Morgridge Institute’s Victor Ruotti.

Victor Ruotti, molecular biologist at Morgridge, was thrilled to get the resources. “We wanted to take cells and compare them to other cells. We took as many samples as we had and gathered as much information as we could. We compared every cell type to every other tissue we had and built a database to say which cell types there are.”

That accumulated knowledge can help researchers figure out how to build the types of cell structures they need for experimentation and research.

The sample size was not that large, 124 samples, but each sample had more than 20 million data points to be compared. “When you multiply that out, it’s a very complex and resource intensive problem,” Ruotti said. Netted out, that’s a total of 1,003,303 core-hours against 11,955 pairs of samples processed, Cycle said.

The work ran on a mix of Amazon EC2 spot instances, including some high-memory instances on Centos.

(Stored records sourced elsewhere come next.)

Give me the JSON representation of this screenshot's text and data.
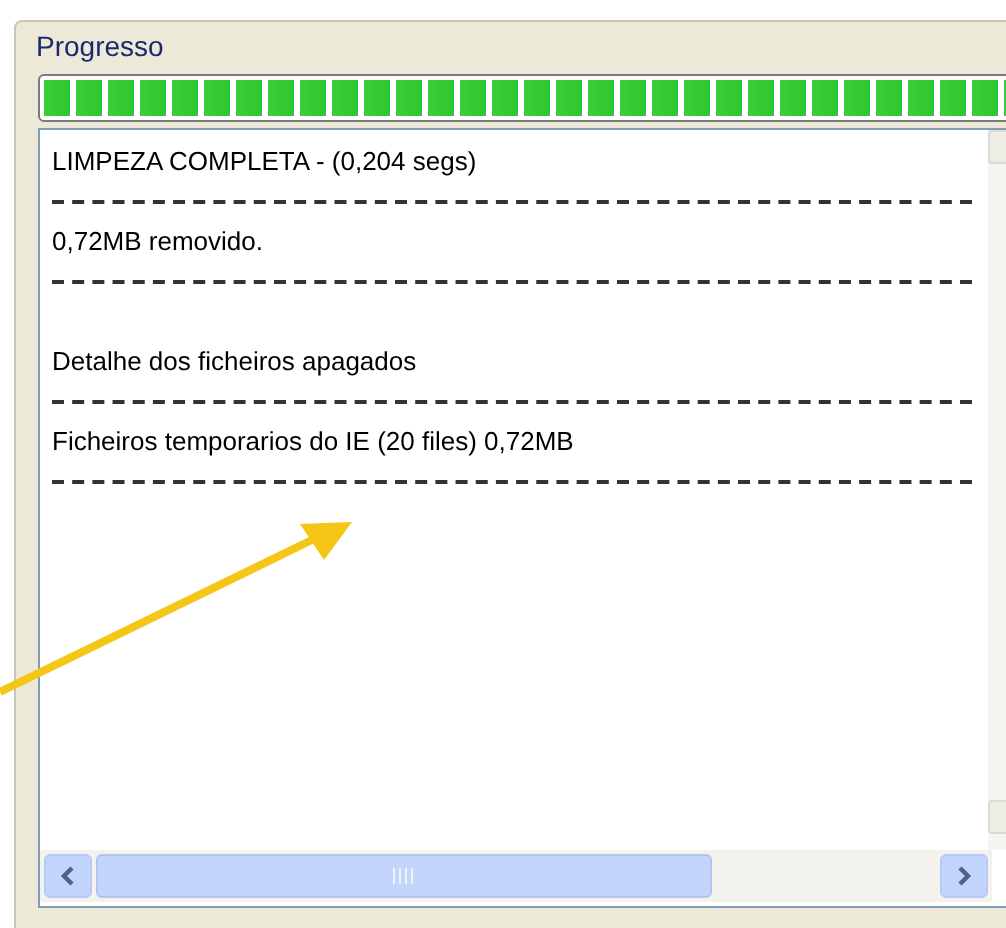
{
  "group": {
    "title": "Progresso"
  },
  "progress": {
    "level": 1
  },
  "log_lines": [
    {
      "kind": "text",
      "text": "LIMPEZA COMPLETA - (0,204 segs)"
    },
    {
      "kind": "separator"
    },
    {
      "kind": "text",
      "text": "0,72MB removido."
    },
    {
      "kind": "separator"
    },
    {
      "kind": "blank"
    },
    {
      "kind": "text",
      "text": "Detalhe dos ficheiros apagados"
    },
    {
      "kind": "separator"
    },
    {
      "kind": "text",
      "text": "Ficheiros temporarios do IE (20 files) 0,72MB"
    },
    {
      "kind": "separator"
    }
  ]
}
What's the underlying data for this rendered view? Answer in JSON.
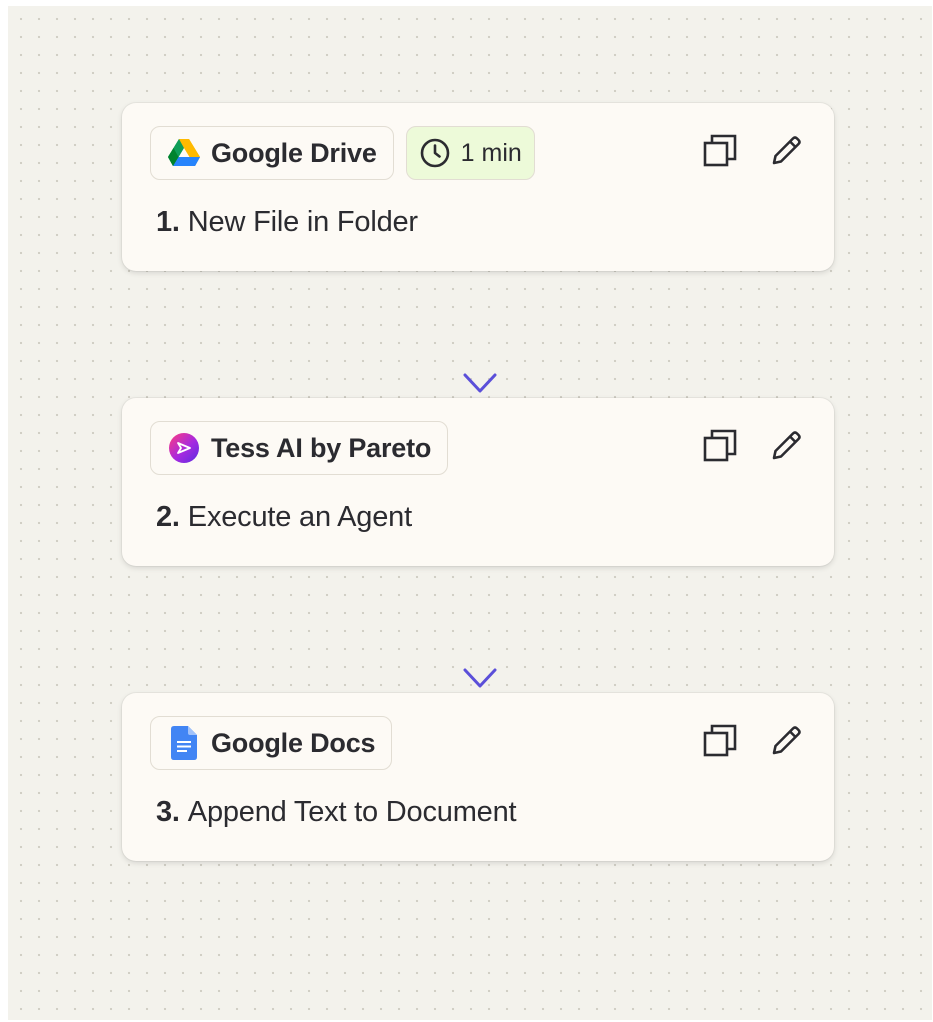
{
  "steps": [
    {
      "app": "Google Drive",
      "app_icon": "google-drive-icon",
      "delay": "1 min",
      "number": "1.",
      "title": "New File in Folder"
    },
    {
      "app": "Tess AI by Pareto",
      "app_icon": "tess-ai-icon",
      "number": "2.",
      "title": "Execute an Agent"
    },
    {
      "app": "Google Docs",
      "app_icon": "google-docs-icon",
      "number": "3.",
      "title": "Append Text to Document"
    }
  ],
  "icons": {
    "duplicate": "copy-icon",
    "edit": "pencil-icon",
    "clock": "clock-icon",
    "connector": "arrow-down-icon"
  },
  "colors": {
    "connector": "#5b4fd9",
    "delay_chip": "#edfad9",
    "card": "#fdfaf5",
    "canvas": "#f3f2ec"
  }
}
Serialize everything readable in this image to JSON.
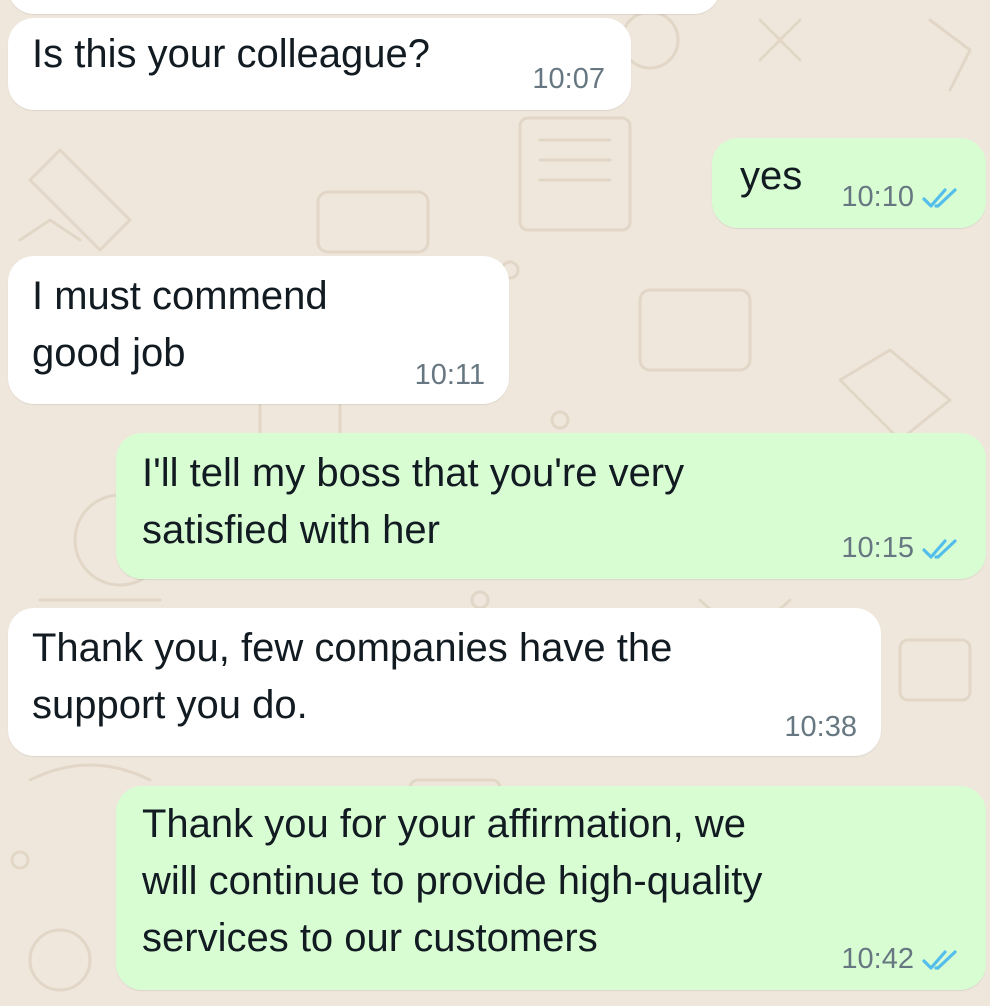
{
  "chat": {
    "messages": [
      {
        "direction": "incoming",
        "text": "Is this your colleague?",
        "time": "10:07"
      },
      {
        "direction": "outgoing",
        "text": "yes",
        "time": "10:10",
        "status": "read",
        "status_icon": "double-check-icon"
      },
      {
        "direction": "incoming",
        "text": "I must commend\ngood job",
        "time": "10:11"
      },
      {
        "direction": "outgoing",
        "text": "I'll tell my boss that you're very\nsatisfied with her",
        "time": "10:15",
        "status": "read",
        "status_icon": "double-check-icon"
      },
      {
        "direction": "incoming",
        "text": "Thank you, few companies have the\nsupport you do.",
        "time": "10:38"
      },
      {
        "direction": "outgoing",
        "text": "Thank you for your affirmation, we\nwill continue to provide high-quality\nservices to our customers",
        "time": "10:42",
        "status": "read",
        "status_icon": "double-check-icon"
      }
    ]
  },
  "colors": {
    "wallpaper": "#efe7dc",
    "incoming_bubble": "#ffffff",
    "outgoing_bubble": "#d9fdd3",
    "read_ticks": "#53bdeb",
    "timestamp": "#667781"
  }
}
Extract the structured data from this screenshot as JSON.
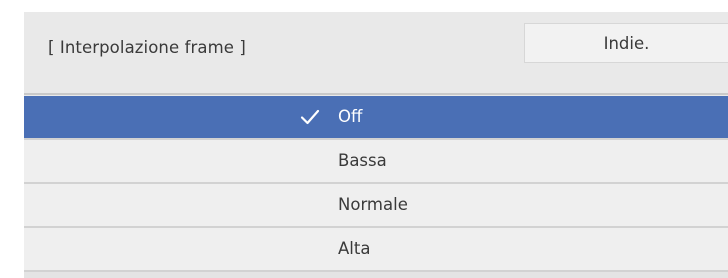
{
  "header": {
    "title": "[ Interpolazione frame ]",
    "back_label": "Indie."
  },
  "options": [
    {
      "label": "Off",
      "selected": true
    },
    {
      "label": "Bassa",
      "selected": false
    },
    {
      "label": "Normale",
      "selected": false
    },
    {
      "label": "Alta",
      "selected": false
    }
  ],
  "colors": {
    "selected_bg": "#4a6fb5",
    "panel_bg": "#e9e9e9",
    "option_bg": "#efefef"
  }
}
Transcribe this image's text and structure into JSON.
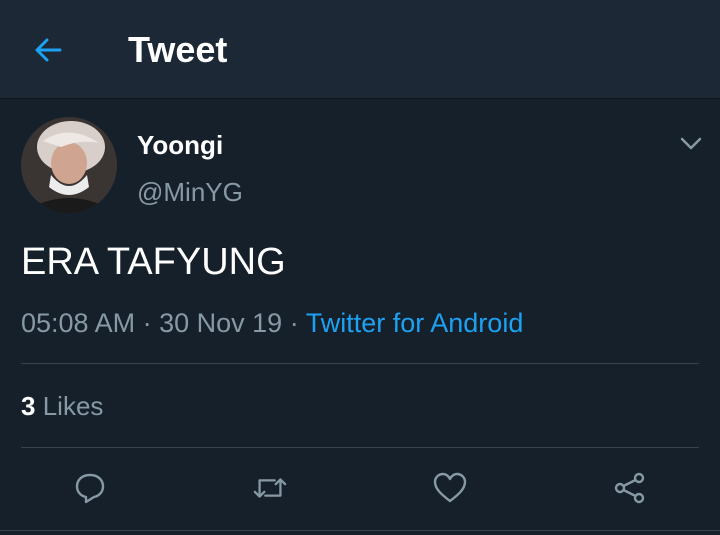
{
  "header": {
    "title": "Tweet",
    "back_icon": "back-arrow-icon"
  },
  "tweet": {
    "display_name": "Yoongi",
    "handle": "@MinYG",
    "text": "ERA TAFYUNG",
    "time": "05:08 AM",
    "date": "30 Nov 19",
    "separator": "·",
    "source": "Twitter for Android",
    "likes_count": "3",
    "likes_label": "Likes"
  },
  "actions": {
    "reply": "reply-icon",
    "retweet": "retweet-icon",
    "like": "heart-icon",
    "share": "share-icon"
  },
  "colors": {
    "background": "#15202b",
    "header": "#1c2836",
    "accent": "#1da1f2",
    "muted": "#8899a6",
    "divider": "#38444d"
  }
}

Goal: curing disease in a petri dish

“We’re in an exciting phase in stem cell research [with pluripotent cells]. If a doctor needs cardiovascular cells to work on vessel or artery constructions, he can get them,” Ruotti said. “Medicine will change because doctors will be able to treat diseases in a petri dish. We can take a disease and simulate it in the lab, treat it in the lab, hopefully cure it there, and then implement the same cure in patients.”

Cycle Computing is determined to show that important workloads can run efficiently on low-cost public cloud infrastructure. Last year, it helped  Schrödinger Pharmaceutical spin up a 50,000-node Amazon cluster for its computational drug design work.

“We did a large run for a Big 5 pharma last year and the most common comment we got from the articles was, ‘I wonder if I could play “Call of Duty 4″ on this massive supercomputer.'” Stowe said. “What worried me about all the glitter was people would miss what is truly gold, which is that scientists can access world-class compute infrastructure at very reasonable cost and in a short time frame.”